Nel saggio Paradise (To Be) Regained (uscito in Italia per la prima volta, con il titolo Le tentazioni del paradiso), Thoreau scrive una frase, verso la fine, che dice così: “I suoi castelli in aria crollano a terra, perché non sono costruiti sufficientemente in alto: avrebbe dovuto fissarli alla volta del Cielo”. Thoreau si riferisce alle visioni utopistiche di Etzler, l’autore del libro che ha appunto recensito (e siamo nel 1843). È una frase senz’altro interessante: controintuitiva, per così dire. Soprattutto, però, è una frase che suona decisamente familiare a un orecchio thoreauviano. Infatti, nel capitolo conclusivo di Walden (siamo ora nel 1854), Thoreau, ispirandosi a quella frase scritta dieci anni prima, scrive: “Se avete costruito castelli in aria, il vostro lavoro non deve andare perduto; è lì che devono stare. Ora metteteci sotto delle fondamenta”. Questa frase, nel tempo, è divenuta piuttosto celebre e largamente citata. Ora, la somiglianza con la frase scritta dieci anni prima in Paradise è evidente, e difatti questo loro “legame” è ben noto a tutti gli studiosi di Thoreau. Quello che invece è sfuggito a tutti, ma proprio a tutti, da un secolo e mezzo a questa parte, è il fatto che Thoreau, originariamente, cioè ai tempi della stesura di Paradise, in realtà si era a sua volta ispirato a una frase che aveva letto in un libro! Una frase di un altro scrittore!

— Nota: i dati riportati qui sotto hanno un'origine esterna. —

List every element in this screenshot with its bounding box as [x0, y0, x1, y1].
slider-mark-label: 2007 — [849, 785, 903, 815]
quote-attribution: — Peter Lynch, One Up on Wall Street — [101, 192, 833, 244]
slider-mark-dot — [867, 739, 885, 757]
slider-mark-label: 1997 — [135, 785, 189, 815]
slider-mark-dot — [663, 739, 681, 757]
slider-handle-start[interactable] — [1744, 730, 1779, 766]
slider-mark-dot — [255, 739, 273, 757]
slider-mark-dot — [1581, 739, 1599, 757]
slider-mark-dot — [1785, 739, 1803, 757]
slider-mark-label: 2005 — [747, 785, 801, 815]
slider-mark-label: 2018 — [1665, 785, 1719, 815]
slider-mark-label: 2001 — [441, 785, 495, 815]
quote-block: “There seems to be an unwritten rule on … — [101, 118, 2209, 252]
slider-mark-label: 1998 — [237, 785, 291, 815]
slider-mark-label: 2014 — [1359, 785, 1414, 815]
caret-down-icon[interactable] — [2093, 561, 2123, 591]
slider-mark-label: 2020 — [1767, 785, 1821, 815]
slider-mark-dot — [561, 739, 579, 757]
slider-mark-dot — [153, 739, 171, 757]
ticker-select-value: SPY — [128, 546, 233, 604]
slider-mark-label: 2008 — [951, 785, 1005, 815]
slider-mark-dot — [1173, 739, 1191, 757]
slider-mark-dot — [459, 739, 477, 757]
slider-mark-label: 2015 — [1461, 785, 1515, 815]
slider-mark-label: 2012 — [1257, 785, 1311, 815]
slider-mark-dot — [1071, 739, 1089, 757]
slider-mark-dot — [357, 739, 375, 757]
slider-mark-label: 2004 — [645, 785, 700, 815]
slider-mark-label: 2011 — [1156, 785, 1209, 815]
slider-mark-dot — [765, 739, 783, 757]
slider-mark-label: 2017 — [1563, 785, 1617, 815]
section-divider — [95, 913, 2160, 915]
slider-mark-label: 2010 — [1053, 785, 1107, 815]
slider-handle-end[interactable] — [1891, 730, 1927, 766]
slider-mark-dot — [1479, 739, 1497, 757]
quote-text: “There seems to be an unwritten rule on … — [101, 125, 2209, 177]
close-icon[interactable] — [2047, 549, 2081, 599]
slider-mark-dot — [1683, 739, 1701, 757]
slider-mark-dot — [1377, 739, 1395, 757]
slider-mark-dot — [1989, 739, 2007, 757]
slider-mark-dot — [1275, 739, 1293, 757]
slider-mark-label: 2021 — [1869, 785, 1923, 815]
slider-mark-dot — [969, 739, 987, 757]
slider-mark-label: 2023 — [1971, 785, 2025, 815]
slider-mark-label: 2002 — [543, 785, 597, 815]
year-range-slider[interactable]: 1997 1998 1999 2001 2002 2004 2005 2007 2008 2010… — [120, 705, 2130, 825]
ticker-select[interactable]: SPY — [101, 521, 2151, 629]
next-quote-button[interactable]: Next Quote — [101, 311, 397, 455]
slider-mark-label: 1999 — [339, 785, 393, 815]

L’originaria fonte di ispirazione di Thoreau — cioè lo spunto iniziale da cui nacque la frase che si legge in Paradise e che successivamente verrà riformulata in Walden e diverrà celebre — è un breve scritto di Sir Thomas Browne (1605-1682) intitolato A Letter to a Friend, inedito in Italia, in cui a un certo punto si legge: “Non costruiscono castelli in aria coloro che desiderano edificare Chiese sulla terra; e anche se non lasceranno alcun edificio quaggiù, avranno comunque gettato delle buone fondamenta in Cielo”. Troppo simile per essere una pura coincidenza. Oltretutto, sappiamo per certo che Thoreau “bazzicava” gli scritti di Browne fin dal 1840, cioè tre anni prima di scrivere Paradise, e soprattutto — e questa per il curatore era la prova delle prove — che Thoreau, proprio in Paradise, in un punto cita proprio da A Letter to a Friend. Ma in ogni caso, per essere sicuro al cento per cento che la sua scoperta fosse veramente tale, Paolucci si è consultato con Joel Myerson e Jeffrey S. Cramer, forse i due maggiori esperti al mondo di Thoreau & Co. e con i quali è in contatto da tempo. A tutti e due, comunque, ha spiegato che stava curando l’edizione italiana di Paradise e che, durante il suo lavoro, si era appunto imbattuto in quella frase di Browne, per cui gli ha domandato se a loro risultava che qualcuno si fosse mai accorto o avesse mai dato conto di quel possibile “legame” tra la frase di Thoreau e quella di Browne. Il primo a rispondere è stato Joel, che  ha dato il suo placet — e la sua benedizione — invitandolo a scrivere subito un articolo per il “Thoreau Society Bulletin”. Anche Cramer- autore della più accreditata edizione “fully annotated” di Walden e di una altrettanto “fully annotated” antologia di saggi di Thoreau, tra cui proprio Paradise – ha risposto, ammettendo che in effetti quella “allusione” a Browne gli era sfuggita e si è congratulato con Paolucci, offrendosi di aiutarlo per qualsiasi cosa potesse servirgli per il suo lavoro. E così ha fatto, infatti. Due veri gentiluomini.